Proses penentuan nisbah bagi hasil dalam Bank
Islam hampir sama dengan proses perhitungan biaya dana dan perhitungan tingkat
bunga pembiayaan pada bank konvensional. Namun dengan penekanan berbeda, karena
bank konvensional berbasis biaya sedangkan Bank Islam berbasis pendapatan,
perbedaan tersebut dapat digambarkan sebagai berikut.
BERBASIS BIAYA
|
BERBASIS PENDAPATAN
|
Ditentukan
di muka
|
Ditentukan
di belakang
|
Hasil
lebih mudah ditentukan
|
Hasil
lebih sulit ditentukan
|
Hasilnya
mudah diperkirakan
|
Hasilnya
susah diperkirakan
|
Tanpa memerhatikan proses pemanfaatan dana
|
Pemanfaatan dana harus sesuai tujuan/prosesnya
|
Tidak tersirat keadilan, karena beban risiko tidak sebanding
|
Menekankan keadilan melalui pembagian risiko sesuai kesepakatan
|
Bagi hasil dalam bentuk return (perolehan aktiva usaha) dari
kontrak investasi, dari waktu ke waktu, tidak pasti dan tidak tetap pada Bank
Islam. Besar kecilnya perolehan kembali itu tergantung pada hasil usaha yang
benar-benar diperoleh Bank Islam.
Dalam sistem perbankan Islam, bagi hasil merupakan suatu mekanisme
dilakukan oleh Bank Islam (mudharib) dalam upaya memperoleh hasil dan
membagikannya kembali kepada para pemilik dana (shahibul maal) sesuai
kontrak disepakati bersama pada awal kontrak (akad) antara nasabah dengan Bank
Islam. Di mana besarnya penentuan porsi bagi hasil antara kedua belah pihak
ditentukan sesuai kesepakatan bersama, dan harus terjadi dengan adanya kerelaan
(at-Tarodhin) oleh masing-masing pihak tanpa adanya unsur paksaan.

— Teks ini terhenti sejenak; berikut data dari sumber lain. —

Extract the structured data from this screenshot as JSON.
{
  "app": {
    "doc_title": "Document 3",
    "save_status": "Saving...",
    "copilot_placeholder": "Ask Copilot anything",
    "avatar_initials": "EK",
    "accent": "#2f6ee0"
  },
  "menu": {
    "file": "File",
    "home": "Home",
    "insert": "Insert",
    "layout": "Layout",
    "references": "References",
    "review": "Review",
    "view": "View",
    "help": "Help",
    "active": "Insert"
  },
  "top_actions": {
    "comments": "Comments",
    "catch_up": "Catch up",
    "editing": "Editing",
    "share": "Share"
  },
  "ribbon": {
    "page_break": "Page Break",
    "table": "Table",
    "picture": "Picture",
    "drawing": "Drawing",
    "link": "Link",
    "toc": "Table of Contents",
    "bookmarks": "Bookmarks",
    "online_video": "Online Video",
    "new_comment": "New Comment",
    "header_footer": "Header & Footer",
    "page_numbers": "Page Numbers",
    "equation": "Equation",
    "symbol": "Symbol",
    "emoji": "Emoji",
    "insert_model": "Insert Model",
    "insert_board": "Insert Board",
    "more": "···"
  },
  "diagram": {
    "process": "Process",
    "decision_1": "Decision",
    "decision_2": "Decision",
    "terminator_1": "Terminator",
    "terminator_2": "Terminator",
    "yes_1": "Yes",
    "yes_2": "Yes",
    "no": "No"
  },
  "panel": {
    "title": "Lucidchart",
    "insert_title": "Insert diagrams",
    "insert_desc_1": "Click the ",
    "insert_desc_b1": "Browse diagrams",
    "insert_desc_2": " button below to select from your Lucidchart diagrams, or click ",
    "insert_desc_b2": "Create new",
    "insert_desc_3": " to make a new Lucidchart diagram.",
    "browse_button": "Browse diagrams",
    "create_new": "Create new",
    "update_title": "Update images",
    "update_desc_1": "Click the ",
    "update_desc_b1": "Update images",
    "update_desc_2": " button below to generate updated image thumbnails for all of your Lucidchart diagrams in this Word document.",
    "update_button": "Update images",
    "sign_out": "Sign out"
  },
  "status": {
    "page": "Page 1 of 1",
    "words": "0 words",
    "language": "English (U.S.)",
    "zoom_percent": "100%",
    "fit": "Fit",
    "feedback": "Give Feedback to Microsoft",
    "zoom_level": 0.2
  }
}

Adapun pendapatan yang dibagikan antara mudharib dengan shahibul
maal adalah pendapatan yang sebenarnya telah diterima (cash basis)
sedangkan pendapatan yang masih dalam pengakuan (accrual basis) tidak
dibenarkan untuk dibagi antara mudharib dan shahibul maal.
Dalam hukum Islam penerapan bagi hasil harus memerhatikan prinsip
at-Ta’awun, yaitu saling membantu dan saling bekerja sama diantara nggota
masyarakat untuk kebaikan, sebagaimana dinyatakan dalam al-Qur’an: “dan
tolong menolonglah kamu dalam (mengerjakan) kebajikan dan ketaqwaan, dan jangan
tolong menolong alam berbuat dosa dan pelanggaran.” Serta menghindari
prinsip al-Iktinaz, yaitu menahan uang (dana) dan membiarkannya
menganggur (tidak digunakan untuk transaksi) sehingga tidak bermanfaat bagi
masyarakat umum.
Untuk memahami penerapan skim bagi hasil pada operasional Bank
Islam terlebih dahulu harus memerhatikan hal-hal sebagai berikut.
1.
Pendapatan yang Akan Dibagikan
Dari sekian banyak pendapatan diterima oleh Bank Islam, maka hanya
pendapatan diperoleh secara langsung dari hasil pengelolaan dana menggunakan
skim bagi hasil saja yang dapat dibagi hasilkan kembali, sedangkan pendapatan fee
atas jasa bukan merupakan hasil pengelolaan sehingga tidak dibagi hasilkan
(merupakan hak bank).
Jadi, pengertian sumber pendapatan yang dapat dibagi hasilkan
disini adalah:
a.
Penerimaan dari margin pembiayaan dan dari bagi
hasil pembiayaan.
b.
Pendapatan dari investasi pada surat berharga
atau penempatan dari Bank Islam lain.
Di samping itu, sesuai dengan fatwa DSN tentang pengakuan accrual
basis dan cash basis maka pendapatan yang diperoleh dengan metode accrual
harus dikeluarkan dari pendapatan yang akan dibagi, artinya hanya pendapatan
yang benar-benar telah diterima saja yang boleh dibagikan kepada pemilik dana (shahibul
maal).
2.
Bentuk Pengungkapan Bagi Hasil
Adapun tata cara distribusi bagi hasil yang perlu diungkapkan dan
disampaikan kepada nasabah, antara lain:
a.
Metode menggunakan Bank, sebagai dasar
penentuan bagi keuntungan atau kerugian dari dana mudharabah tersebut.
b.
Tingkat pengembalian dana mudharabah.
c.
Tingkat nisbah keuntungan yang telah disepakati
dari setiap dana investasi.
3.
Sistem Pengelolaan Dana
Operasional Bank Islam disamping menggunakan modal sendiri, juga
menghimpun dana dari masyarakat dengn menggunakan prinsip wadiah
(titipan) dan mudharabah (bagi hasil) dalam bentuk tabungan, giro dan
deposito, selanjutnya dana tersebut disalurkan kembali kepada masyarakat dalam
bentuk pembiayaan dengan menggunakan prinsip murabahah (jual beli),
mudharabah (bagi hasil), musyarakah (partnership), ijarah
(sewa), salam, istishna, dan lain-lain.
Masyarakat menempatkan dana dalam bentuk wadiah dengan
maksud agar bank menjaga dananya dan setiap saat dana tersebut dapat diambil,
sehingga atas dana wadiah ini bank tidak memberikan bagi hasil atas
hasil pengelolaan, namun bank bertanggung jawab penuh atas dana tersebut.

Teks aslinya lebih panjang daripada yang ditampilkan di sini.